De fait, la situation est si violente que le lecteur la saisit d’emblée dans toute sa crudité brute: nul besoin d’évoquer les pleurs, la colère, la confusion; simplement décrire ce qui s’est passé suffit à traduire le tragique. On est ainsi plongé dans l’ici et maintenant, l’immédiateté des événements se reflétant dans l’usage du présent et la rapidité du discours indirect: pas de répit ni d’issue dans cet enfer que Malmquist traverse éperdu. Là réside aussi la force d’A tout moment la vie, son pouvoir de fascination.
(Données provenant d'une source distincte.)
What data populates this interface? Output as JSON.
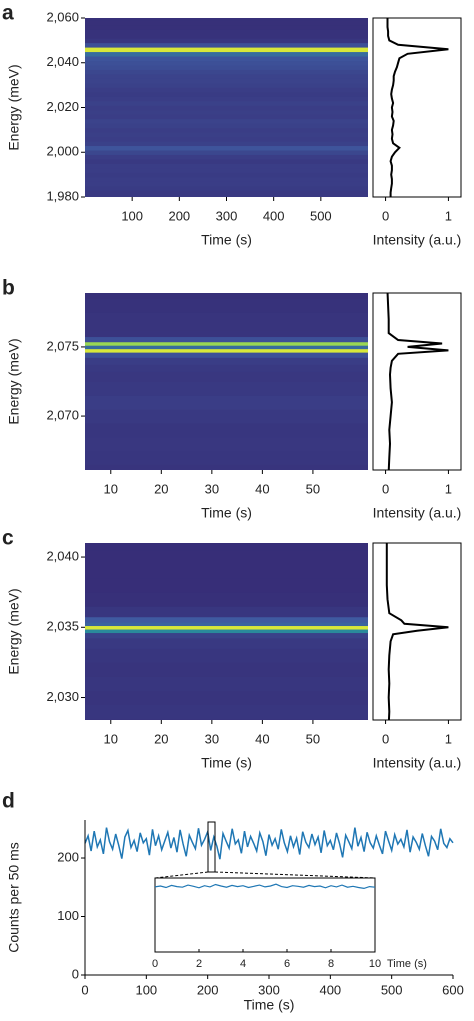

Le texte est né d’une nécessité vitale – raconter l’histoire, trouver les mots juste pour apprivoiser la peine. Mais sa précision tendue n’empêche pas la grâce. Anti-sentimental, le style irradie pourtant de force poétique et d’une sensibilité aiguë. Son exigence de sobriété, sa limpidité et ses silences ouvrent des espaces où projeter ses propres émotions, où reconnaître son humanité fragile. Tom Malmquist fait d’un sujet intime et difficile un texte ouvert, partageable, généreux, qui finit par transcender la perte. Comme le suggère le titre, la vie ne s’est pas arrêtée: elle imprègne chaque instant, elle se manifeste aussi dans l’énergie qui infuse ces lignes, dans leur souffle et leur mouvement. Loin d’être un livre sombre, A tout moment la vie est une splendide histoire d’amour et de vie. 

Tom Malmquist, À tout moment la vie, traduit du suédois par Hélène Hervieu, coll. Notabilia, 2016, Ed. Noir sur Blanc, 320 pp.